To save a DataFrame as an hdf5 file, we use the to_hdf() function:

In [None]:
fileOut = fileIn.parent / Path(fileIn.stem + '.h5')

In [None]:
df.to_hdf(str(fileOut),
          key    = 'localizations',
          format = 'table',
          mode   = 'w',
          data_columns = ['loglikelihood'])
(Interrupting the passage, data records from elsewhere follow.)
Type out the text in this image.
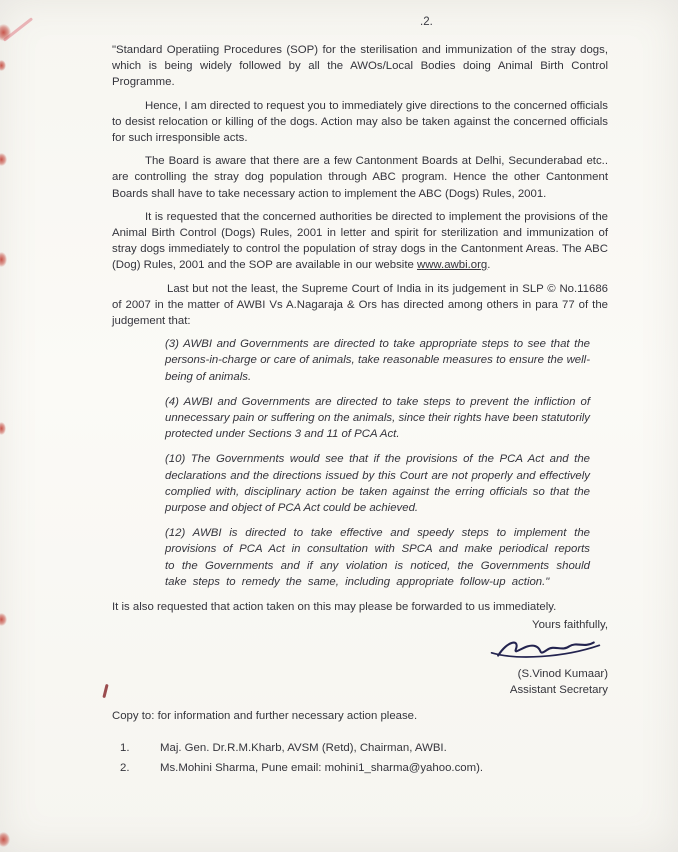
.2.

"Standard Operatiing Procedures (SOP) for the sterilisation and immunization of the stray dogs, which is being widely followed by all the AWOs/Local Bodies doing Animal Birth Control Programme.

Hence, I am directed to request you to immediately give directions to the concerned officials to desist relocation or killing of the dogs. Action may also be taken against the concerned officials for such irresponsible acts.

The Board is aware that there are a few Cantonment Boards at Delhi, Secunderabad etc.. are controlling the stray dog population through ABC program. Hence the other Cantonment Boards shall have to take necessary action to implement the ABC (Dogs) Rules, 2001.

It is requested that the concerned authorities be directed to implement the provisions of the Animal Birth Control (Dogs) Rules, 2001 in letter and spirit for sterilization and immunization of stray dogs immediately to control the population of stray dogs in the Cantonment Areas. The ABC (Dog) Rules, 2001 and the SOP are available in our website www.awbi.org.

Last but not the least, the Supreme Court of India in its judgement in SLP © No.11686 of 2007 in the matter of AWBI Vs A.Nagaraja & Ors has directed among others in para 77 of the judgement that:

(3) AWBI and Governments are directed to take appropriate steps to see that the persons-in-charge or care of animals, take reasonable measures to ensure the well-being of animals.

(4) AWBI and Governments are directed to take steps to prevent the infliction of unnecessary pain or suffering on the animals, since their rights have been statutorily protected under Sections 3 and 11 of PCA Act.

(10) The Governments would see that if the provisions of the PCA Act and the declarations and the directions issued by this Court are not properly and effectively complied with, disciplinary action be taken against the erring officials so that the purpose and object of PCA Act could be achieved.

(12) AWBI is directed to take effective and speedy steps to implement the provisions of PCA Act in consultation with SPCA and make periodical reports to the Governments and if any violation is noticed, the Governments should take steps to remedy the same, including appropriate follow-up action."

It is also requested that action taken on this may please be forwarded to us immediately.

Yours faithfully,
(S.Vinod Kumaar)
Assistant Secretary
Copy to: for information and further necessary action please.
1.	Maj. Gen. Dr.R.M.Kharb, AVSM (Retd), Chairman, AWBI.
2.	Ms.Mohini Sharma, Pune email: mohini1_sharma@yahoo.com).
Whether to_hdf() succeeds depends critically on the arguments passed to it. Here's a brief description of the above parameters:

1. **key = 'localizations'** This is the identifier for the table inside the hdf5 store
2. **format = 'table'** This allows for searching the data from inside the store. The alternative and default argument is **'fixed'**, which is faster but not searchable.
3. **mode = 'w'** to_hdf() threw some strange errors until I added this part.
4. **data_columns** = ['loglikelihood'] sets only this column to be searchable. That is, we can query this column only using select operations. Note that column headers with units and spaces are not selectable currently.

# Reading hdf5 files
Let's start by simplying obtaining the keys that identify the datasets.

In [None]:
hdf = pd.HDFStore(str(fileOut), mode = 'r')
for key in hdf.keys():
    print(key)

We have to close the hdf store when we are finished.

In [None]:
hdf.close()

Next, let's see if I can read in specific columns from the store.

In [None]:
hdf = pd.HDFStore(str(fileOut), mode = 'r')
df2 = hdf.select(key   = 'localizations',
                 where = [pd.Term('columns', '=', ['x [nm]', 'y [nm]'])])
hdf.close()

In [None]:
df2.describe()

I can also attempt to read in files using read_hdf().

In [None]:
df3 = pd.read_hdf(str(fileOut),
                  key = 'localizations',
                  columns = ['x [nm]', 'y [nm]'])

In [None]:
df3.describe()

I can also read from a store and filter the inputs at the same time.

In [None]:
hdf = pd.HDFStore(str(fileOut), mode = 'r')
df4 = hdf.select(key     = 'localizations',
                 columns = ['x [nm]', 'y [nm]', 'loglikelihood'],
                 where   = [pd.Term('loglikelihood', '<', 250.0)])
hdf.close()

In [None]:
hdf.close()

In [None]:
df4.describe()

In [None]:
hdf = pd.HDFStore(str(fileOut), mode = 'r')

In [None]:
hdf.close()

In [None]:
import trackpy as tp

In [None]:
tp.PandasHDFStoreBig()